New Jersey governor Chris Christie faces a lawsuit over massive traffic jams created when his staff orchestrated bottlenecks on a major bridge to seek political revenge, a lawyer said Friday.

Christie, a larger-than-life Republican seen as a frontrunner for his party's 2016 presidential nomination, has said he was "embarrassed and humiliated" by the alleged dirty tricks, unveiled in news reports this week.

He has apologized repeatedly and said he was unaware of his office's connection to the shutting down in September of local access lanes to the heavily-traveled George Washington Bridge, which links New Jersey to New York.

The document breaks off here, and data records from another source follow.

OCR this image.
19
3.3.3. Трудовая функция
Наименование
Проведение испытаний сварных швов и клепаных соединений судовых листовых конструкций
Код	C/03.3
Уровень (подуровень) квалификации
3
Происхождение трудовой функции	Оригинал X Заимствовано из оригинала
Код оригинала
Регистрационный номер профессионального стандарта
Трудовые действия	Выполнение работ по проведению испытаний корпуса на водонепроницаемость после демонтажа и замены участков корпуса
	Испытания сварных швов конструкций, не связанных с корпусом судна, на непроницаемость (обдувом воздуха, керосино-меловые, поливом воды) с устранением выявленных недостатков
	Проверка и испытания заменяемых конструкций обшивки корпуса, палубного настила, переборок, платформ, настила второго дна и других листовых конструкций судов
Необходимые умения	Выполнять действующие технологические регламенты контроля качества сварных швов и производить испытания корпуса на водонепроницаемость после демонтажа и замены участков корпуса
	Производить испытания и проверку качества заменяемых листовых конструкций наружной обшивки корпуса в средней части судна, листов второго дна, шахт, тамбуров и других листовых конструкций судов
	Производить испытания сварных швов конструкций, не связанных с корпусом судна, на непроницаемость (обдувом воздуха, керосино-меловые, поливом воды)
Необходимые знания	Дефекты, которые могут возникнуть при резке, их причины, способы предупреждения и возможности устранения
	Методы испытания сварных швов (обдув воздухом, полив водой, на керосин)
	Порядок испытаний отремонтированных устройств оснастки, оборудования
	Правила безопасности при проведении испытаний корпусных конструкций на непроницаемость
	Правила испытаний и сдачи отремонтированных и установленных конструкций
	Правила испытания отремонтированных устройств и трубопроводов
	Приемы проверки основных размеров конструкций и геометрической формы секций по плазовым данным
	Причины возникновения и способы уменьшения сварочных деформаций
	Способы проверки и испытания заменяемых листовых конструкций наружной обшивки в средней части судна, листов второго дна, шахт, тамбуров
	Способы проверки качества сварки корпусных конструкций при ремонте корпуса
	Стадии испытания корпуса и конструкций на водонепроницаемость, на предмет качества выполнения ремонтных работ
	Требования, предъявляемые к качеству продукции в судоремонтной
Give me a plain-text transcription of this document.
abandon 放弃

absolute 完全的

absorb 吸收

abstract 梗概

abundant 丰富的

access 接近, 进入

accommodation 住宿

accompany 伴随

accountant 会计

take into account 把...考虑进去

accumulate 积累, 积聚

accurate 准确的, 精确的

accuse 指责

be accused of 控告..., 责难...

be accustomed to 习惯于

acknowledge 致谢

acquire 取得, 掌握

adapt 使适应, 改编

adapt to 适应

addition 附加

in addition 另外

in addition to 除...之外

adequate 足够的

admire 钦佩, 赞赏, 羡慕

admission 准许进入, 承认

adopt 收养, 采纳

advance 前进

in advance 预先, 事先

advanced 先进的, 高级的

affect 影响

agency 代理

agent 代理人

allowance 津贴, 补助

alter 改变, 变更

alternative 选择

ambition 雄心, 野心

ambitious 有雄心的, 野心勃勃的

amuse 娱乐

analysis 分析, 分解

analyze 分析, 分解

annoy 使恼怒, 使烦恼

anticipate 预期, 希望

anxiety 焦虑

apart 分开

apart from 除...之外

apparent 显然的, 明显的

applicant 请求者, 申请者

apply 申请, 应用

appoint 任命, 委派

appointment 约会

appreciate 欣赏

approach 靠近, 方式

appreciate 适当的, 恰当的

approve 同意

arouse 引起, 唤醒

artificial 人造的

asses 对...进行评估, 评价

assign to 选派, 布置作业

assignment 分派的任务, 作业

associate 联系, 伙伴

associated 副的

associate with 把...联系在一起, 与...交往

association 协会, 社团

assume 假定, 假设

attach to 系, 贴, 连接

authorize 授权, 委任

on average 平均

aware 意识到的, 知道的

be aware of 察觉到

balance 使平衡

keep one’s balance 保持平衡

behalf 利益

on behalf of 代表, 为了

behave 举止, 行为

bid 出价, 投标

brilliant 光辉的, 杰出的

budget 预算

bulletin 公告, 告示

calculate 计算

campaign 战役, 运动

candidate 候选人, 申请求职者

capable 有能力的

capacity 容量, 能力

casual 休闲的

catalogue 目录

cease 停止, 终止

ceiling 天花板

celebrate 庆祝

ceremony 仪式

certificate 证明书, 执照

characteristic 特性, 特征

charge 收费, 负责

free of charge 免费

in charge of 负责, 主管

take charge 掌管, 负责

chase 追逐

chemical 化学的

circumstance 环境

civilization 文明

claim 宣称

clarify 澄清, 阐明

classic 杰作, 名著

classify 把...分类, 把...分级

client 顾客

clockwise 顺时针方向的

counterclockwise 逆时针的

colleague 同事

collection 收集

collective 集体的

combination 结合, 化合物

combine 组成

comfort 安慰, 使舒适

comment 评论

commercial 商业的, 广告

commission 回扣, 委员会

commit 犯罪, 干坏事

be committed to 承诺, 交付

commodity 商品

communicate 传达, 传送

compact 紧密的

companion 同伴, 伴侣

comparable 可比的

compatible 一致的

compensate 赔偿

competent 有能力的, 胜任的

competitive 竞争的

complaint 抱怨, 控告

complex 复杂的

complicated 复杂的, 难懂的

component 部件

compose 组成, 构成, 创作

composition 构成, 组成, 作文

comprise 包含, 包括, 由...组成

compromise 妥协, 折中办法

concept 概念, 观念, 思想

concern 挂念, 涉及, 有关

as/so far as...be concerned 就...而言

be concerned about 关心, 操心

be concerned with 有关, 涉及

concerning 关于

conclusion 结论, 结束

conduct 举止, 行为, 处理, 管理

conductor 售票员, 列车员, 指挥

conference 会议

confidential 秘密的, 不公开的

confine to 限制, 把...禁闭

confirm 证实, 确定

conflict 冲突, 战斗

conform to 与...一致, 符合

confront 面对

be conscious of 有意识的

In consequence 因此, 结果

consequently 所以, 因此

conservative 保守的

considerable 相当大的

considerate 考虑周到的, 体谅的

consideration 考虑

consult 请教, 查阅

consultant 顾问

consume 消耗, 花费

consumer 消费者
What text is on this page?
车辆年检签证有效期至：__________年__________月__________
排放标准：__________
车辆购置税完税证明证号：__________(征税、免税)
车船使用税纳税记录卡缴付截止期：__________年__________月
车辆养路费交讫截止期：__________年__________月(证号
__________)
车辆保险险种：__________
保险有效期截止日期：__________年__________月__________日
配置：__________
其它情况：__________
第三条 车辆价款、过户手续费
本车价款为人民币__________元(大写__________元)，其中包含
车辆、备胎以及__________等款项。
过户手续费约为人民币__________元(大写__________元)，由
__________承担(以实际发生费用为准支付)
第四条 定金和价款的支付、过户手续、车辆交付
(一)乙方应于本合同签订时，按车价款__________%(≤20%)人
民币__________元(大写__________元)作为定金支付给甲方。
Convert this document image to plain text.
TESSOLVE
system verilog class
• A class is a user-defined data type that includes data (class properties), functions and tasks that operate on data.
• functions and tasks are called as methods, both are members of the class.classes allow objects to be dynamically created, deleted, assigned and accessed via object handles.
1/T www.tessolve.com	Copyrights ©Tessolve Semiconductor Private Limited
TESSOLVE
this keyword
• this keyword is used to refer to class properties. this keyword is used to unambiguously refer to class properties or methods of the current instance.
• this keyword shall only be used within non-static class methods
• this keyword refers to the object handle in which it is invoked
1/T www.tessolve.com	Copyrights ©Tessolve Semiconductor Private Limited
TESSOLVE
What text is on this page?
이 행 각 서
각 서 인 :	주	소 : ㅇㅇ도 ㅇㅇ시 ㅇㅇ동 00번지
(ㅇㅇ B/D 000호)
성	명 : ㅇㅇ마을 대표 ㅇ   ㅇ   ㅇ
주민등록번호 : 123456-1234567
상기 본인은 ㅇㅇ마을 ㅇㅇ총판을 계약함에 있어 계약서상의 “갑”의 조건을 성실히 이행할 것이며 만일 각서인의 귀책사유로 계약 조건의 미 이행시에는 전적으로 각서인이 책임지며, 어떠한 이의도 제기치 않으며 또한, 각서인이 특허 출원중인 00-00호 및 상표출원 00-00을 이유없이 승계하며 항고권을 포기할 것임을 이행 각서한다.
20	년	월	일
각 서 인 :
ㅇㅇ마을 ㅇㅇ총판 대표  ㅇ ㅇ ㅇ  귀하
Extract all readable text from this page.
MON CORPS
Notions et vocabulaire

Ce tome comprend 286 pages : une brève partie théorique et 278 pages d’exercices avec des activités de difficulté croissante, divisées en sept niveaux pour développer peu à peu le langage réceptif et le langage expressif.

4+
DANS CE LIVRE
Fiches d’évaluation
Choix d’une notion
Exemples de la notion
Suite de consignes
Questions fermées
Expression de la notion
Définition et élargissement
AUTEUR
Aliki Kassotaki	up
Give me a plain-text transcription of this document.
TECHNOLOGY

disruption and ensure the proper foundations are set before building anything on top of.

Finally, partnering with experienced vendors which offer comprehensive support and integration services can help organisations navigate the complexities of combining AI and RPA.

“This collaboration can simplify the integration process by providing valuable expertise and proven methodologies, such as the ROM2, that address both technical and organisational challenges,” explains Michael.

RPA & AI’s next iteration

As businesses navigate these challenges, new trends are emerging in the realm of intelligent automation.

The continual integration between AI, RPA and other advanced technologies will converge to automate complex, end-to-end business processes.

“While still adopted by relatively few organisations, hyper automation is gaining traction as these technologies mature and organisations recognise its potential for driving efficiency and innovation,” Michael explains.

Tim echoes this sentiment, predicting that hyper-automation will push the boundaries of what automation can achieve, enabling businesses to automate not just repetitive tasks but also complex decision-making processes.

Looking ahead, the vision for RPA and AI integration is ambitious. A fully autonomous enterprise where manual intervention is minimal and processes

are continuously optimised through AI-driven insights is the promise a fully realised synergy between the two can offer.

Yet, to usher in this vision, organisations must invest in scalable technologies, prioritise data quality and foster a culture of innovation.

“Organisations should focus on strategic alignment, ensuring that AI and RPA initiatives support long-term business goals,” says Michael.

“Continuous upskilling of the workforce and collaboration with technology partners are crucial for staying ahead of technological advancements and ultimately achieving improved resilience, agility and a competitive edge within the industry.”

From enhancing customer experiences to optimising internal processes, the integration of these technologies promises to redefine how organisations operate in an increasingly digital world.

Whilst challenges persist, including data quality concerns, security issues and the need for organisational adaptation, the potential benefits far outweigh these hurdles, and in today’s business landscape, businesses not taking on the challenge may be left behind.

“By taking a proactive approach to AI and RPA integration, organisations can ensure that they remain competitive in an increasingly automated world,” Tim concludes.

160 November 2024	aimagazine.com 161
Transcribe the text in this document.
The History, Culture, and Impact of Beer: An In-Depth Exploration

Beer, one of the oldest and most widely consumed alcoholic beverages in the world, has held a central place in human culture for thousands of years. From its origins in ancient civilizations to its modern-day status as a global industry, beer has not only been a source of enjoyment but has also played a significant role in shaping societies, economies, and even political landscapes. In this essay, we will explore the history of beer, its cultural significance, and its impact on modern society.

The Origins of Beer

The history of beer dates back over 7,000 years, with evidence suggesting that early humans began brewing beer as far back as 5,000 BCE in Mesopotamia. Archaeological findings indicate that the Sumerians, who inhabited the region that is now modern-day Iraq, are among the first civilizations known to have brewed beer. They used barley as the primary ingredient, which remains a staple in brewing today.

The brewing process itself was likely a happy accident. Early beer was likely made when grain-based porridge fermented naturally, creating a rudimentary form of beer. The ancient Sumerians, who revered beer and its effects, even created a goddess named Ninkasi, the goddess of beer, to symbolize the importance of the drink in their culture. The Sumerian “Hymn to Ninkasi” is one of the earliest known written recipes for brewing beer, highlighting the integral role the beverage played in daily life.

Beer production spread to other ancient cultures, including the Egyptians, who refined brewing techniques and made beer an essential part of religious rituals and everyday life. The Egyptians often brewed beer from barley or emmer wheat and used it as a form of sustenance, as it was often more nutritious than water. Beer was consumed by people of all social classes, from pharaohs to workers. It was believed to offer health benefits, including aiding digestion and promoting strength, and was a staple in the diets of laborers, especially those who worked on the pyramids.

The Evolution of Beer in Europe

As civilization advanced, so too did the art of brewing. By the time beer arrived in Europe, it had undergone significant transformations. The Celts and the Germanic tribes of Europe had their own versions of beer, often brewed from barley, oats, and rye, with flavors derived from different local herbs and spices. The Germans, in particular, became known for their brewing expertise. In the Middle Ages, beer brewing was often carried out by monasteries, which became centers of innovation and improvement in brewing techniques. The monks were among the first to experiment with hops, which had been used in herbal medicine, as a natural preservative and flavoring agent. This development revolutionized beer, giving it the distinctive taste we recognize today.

He moved quickly to sack his deputy chief of staff Bridget Kelly, who in August had worked to block the lanes with a Christie appointee to the Port Authority, which manages the region's transport.

The traffic plan was apparently conceived as an act of retribution against a Democratic mayor who refused to endorse Christie's bid for re-election last year.

Christie, along with Kelly and two Port Authority officials, Bill Baroni and David Wildstein, are facing a class action suit filed by six commuters, but which could concern "thousands of persons located throughout the State of New Jersey."

In the lawsuit, filed in federal court in New Jersey, the commuters, represented by lawyer Rosemarie Arnold, ask for a jury trial and an unspecified amount of damages and compensation for the loss of time and wages they suffered while stuck in traffic.

Kelly and the two port authority officials had each exchanged email and text messages about closing the access lanes to the bridge.

The complaint denounces the "official misconduct" of the defendants by "conspiring to, orchestrating, and/or implementing their political agenda ... to close lanes to the George Washington Bridge" in political revenge.

"Time for some traffic problems in Fort Lee," Kelly wrote to Wildstein, a high school acquaintance of Christie, on August 13, referring to the town whose mayor refused to endorse Christie.

"Got it," Wildstein replied.

The Fort Lee mayor was not advised the lanes would be closed for what was said to be a traffic study. The resulting chaos ensnared millions of commuters as well as some emergency responders.

On September 10, Wildstein texted Kelly that he was "smiling" about the incident but "I feel badly about the kids," referring to students stuck for hours on buses.

"They are the children of Buono voters," Kelly texted back, referring to Christie's Democratic rival in the governor's race, Barbara Buono.

Wildstein resigned from the Port Authority in December.